The objective of this project is to evaluate the feasibility of using pre-trained feature-extractors to quickly categorize products based on images with limited amounts of data. To do that, we explore different techniques based on metric learning (siamese and prototypical networks) and meta-learning (model-agnostic meta-learning). Our results are presented in our defense presentation and report.
We use real images from seven luxury brands. The dataset provided by Navee contains 3967 classes accross 7 brands. Each class represents a fashion article and contains about 5 images. Here is an example of the images available for three different articles.
We approach FSL through a retrieval task that is evaluated with mean average precision (mAP): our systems embed images in a space where similar articles should be projected closer to one another. During training, mAP metrics are computed to check on the performances of our networks.
They consist of neural networks that contain two or more identical sub-networks, that share same characteristics and parameters and undergo the same updates during training. Two main losses have been used to train our models: contrastive loss [1] and triplet loss, especially developed in [2]. The former is based on using pairs of images. The latter is based on the use of triplets of images. The idea of both losses is to push similar images close together and dissimilar images far from another in the embedding space.

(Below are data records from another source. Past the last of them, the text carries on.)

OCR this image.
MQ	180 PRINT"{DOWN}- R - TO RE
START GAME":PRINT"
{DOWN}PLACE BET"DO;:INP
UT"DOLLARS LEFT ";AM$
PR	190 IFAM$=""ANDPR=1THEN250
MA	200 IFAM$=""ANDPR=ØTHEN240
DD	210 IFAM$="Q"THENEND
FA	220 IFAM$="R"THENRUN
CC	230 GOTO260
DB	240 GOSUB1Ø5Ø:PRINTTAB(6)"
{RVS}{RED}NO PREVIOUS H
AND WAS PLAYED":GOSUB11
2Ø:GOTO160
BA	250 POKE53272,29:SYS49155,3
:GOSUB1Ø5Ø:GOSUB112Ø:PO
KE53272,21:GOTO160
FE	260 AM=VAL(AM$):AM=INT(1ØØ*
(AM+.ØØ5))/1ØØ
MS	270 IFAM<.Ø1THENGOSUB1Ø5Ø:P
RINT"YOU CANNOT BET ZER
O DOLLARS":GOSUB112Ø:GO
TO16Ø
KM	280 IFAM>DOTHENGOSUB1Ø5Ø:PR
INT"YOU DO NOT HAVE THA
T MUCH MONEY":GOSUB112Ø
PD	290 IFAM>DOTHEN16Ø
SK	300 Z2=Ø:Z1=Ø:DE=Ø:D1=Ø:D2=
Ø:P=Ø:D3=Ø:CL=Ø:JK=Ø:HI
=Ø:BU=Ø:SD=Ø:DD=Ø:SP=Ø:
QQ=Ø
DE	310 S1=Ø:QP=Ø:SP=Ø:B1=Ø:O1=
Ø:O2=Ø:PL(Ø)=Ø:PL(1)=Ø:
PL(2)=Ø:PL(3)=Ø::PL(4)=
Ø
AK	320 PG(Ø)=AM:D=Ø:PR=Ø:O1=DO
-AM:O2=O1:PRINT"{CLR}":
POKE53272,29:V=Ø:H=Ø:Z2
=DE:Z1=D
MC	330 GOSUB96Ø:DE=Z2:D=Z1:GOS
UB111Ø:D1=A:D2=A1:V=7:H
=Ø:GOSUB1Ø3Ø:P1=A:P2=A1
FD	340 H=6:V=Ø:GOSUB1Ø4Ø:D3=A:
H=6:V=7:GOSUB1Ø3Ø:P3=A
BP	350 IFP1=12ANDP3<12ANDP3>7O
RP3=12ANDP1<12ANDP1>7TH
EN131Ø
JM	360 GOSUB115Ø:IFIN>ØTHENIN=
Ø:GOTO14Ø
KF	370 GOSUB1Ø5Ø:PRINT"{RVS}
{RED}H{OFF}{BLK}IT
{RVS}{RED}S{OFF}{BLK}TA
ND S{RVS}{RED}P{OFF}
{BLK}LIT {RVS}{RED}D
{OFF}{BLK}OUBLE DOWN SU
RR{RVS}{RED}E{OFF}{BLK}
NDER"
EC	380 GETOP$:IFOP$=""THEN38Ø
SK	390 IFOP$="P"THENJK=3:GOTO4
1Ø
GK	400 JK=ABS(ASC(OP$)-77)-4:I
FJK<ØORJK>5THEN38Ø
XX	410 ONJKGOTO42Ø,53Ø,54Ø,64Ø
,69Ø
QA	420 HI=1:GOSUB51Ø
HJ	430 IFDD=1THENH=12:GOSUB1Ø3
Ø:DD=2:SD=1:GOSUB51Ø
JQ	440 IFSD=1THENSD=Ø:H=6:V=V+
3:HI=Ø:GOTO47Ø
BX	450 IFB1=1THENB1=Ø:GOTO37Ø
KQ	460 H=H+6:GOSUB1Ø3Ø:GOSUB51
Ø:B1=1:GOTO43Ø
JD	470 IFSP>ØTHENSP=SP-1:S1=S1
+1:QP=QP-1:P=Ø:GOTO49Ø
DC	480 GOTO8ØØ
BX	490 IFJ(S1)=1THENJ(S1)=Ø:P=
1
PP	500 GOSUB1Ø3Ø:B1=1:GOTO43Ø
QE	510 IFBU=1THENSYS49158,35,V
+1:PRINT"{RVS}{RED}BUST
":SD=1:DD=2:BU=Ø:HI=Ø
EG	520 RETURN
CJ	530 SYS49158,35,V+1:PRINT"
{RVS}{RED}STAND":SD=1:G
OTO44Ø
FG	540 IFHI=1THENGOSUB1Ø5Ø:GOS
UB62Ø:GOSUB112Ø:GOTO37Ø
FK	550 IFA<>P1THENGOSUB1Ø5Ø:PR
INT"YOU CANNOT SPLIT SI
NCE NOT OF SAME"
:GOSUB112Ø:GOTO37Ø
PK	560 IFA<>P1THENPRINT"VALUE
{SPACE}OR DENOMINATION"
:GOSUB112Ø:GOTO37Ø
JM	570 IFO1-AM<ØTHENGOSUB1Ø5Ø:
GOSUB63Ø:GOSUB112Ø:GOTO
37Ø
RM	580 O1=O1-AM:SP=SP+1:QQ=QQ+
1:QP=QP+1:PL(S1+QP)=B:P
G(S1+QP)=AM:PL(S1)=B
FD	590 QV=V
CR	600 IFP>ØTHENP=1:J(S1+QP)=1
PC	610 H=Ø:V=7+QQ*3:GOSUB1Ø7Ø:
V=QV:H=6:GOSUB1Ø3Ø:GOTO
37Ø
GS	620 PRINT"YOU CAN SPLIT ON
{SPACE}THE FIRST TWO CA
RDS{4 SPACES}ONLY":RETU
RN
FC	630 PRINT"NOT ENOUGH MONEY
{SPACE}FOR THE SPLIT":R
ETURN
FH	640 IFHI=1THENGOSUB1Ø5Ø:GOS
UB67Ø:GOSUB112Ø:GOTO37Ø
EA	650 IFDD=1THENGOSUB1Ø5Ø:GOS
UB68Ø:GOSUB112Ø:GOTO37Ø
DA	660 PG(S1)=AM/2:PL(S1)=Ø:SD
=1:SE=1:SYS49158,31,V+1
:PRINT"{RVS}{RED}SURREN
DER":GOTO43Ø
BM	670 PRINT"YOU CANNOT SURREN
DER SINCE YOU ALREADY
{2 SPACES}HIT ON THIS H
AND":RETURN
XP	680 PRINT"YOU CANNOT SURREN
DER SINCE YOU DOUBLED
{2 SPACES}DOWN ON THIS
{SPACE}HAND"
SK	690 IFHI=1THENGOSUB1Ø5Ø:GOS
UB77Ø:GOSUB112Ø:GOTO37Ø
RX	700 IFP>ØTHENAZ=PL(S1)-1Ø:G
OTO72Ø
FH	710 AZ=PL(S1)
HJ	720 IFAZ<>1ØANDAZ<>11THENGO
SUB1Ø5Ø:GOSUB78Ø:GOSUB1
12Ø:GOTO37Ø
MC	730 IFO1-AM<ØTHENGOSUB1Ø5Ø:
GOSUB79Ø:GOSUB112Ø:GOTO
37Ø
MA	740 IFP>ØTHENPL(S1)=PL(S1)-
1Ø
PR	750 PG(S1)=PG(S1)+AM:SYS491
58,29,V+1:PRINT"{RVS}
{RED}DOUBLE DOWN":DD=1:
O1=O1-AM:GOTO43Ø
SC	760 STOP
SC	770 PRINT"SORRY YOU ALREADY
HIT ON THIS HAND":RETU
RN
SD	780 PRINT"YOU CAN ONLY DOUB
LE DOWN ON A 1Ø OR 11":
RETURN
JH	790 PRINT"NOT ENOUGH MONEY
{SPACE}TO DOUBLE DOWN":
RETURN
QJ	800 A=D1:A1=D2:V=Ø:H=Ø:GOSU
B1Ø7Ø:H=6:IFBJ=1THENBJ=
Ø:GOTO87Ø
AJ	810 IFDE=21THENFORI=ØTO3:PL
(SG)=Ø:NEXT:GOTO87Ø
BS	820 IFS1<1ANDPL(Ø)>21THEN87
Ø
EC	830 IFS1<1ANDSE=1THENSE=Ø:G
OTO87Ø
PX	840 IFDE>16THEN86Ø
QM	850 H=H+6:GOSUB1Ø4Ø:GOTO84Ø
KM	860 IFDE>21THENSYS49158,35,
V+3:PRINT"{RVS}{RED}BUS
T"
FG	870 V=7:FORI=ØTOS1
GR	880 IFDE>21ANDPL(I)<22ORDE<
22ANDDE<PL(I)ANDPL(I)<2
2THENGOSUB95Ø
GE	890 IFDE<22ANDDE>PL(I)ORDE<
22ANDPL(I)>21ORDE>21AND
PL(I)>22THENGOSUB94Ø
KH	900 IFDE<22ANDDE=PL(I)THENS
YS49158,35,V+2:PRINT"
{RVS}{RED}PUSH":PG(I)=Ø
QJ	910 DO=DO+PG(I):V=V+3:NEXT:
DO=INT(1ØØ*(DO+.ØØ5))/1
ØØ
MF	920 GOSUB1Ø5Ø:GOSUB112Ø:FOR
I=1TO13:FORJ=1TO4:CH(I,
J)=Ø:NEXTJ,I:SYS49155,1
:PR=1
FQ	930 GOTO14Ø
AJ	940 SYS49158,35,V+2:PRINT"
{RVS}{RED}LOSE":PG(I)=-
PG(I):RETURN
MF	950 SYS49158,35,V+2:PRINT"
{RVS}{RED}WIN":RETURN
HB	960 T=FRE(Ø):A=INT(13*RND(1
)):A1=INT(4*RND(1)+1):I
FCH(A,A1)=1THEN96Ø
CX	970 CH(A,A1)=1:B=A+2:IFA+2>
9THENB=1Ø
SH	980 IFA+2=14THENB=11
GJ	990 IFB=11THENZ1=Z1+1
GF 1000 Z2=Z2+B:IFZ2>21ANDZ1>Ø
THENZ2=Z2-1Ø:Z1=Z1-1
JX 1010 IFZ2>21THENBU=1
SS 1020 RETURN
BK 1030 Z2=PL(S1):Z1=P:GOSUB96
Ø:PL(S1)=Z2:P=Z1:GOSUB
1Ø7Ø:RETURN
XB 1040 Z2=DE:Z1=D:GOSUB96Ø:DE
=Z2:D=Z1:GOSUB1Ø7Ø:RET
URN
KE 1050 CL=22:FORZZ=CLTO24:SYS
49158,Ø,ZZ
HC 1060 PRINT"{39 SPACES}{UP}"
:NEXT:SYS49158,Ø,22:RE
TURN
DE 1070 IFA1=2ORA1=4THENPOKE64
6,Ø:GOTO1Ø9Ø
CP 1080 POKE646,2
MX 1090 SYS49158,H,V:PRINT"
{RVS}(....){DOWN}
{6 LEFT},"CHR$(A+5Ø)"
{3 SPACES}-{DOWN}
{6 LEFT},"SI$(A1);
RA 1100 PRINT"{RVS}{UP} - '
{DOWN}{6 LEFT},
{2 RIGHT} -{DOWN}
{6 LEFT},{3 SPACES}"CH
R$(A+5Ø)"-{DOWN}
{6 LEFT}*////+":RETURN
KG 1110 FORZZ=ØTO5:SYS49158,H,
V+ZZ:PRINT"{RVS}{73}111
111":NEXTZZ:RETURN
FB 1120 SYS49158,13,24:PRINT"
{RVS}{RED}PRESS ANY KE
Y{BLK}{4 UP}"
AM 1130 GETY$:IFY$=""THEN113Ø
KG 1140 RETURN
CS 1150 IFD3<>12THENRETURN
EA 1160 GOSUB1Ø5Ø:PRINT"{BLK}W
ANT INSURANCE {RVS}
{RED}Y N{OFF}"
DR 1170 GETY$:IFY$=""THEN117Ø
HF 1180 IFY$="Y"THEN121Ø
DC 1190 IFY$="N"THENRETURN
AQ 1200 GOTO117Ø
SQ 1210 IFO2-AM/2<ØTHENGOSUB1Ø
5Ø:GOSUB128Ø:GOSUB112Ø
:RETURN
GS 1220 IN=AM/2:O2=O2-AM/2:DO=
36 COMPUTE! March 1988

Prototypical networks are a metric-learning technique using in our implementation ResNet-50 to map fashion images into a metric space where classification is then done computing prototypes (means) from each category and their distance to the query image. This simple method can actually thrive in limited-data regime.
This is an implementation of the paper by Finn et. al[3], that uses meta-learning to train a model on batches of tasks, for the purpose of image classification using few-shot learning. Although it's model-agnostic, since it can be implemented with any gradient-descent model, we use a convolutional network. Training is composed of training on each individual task then minimizing the sum of all losses. This implementation is heavily inspired by this one.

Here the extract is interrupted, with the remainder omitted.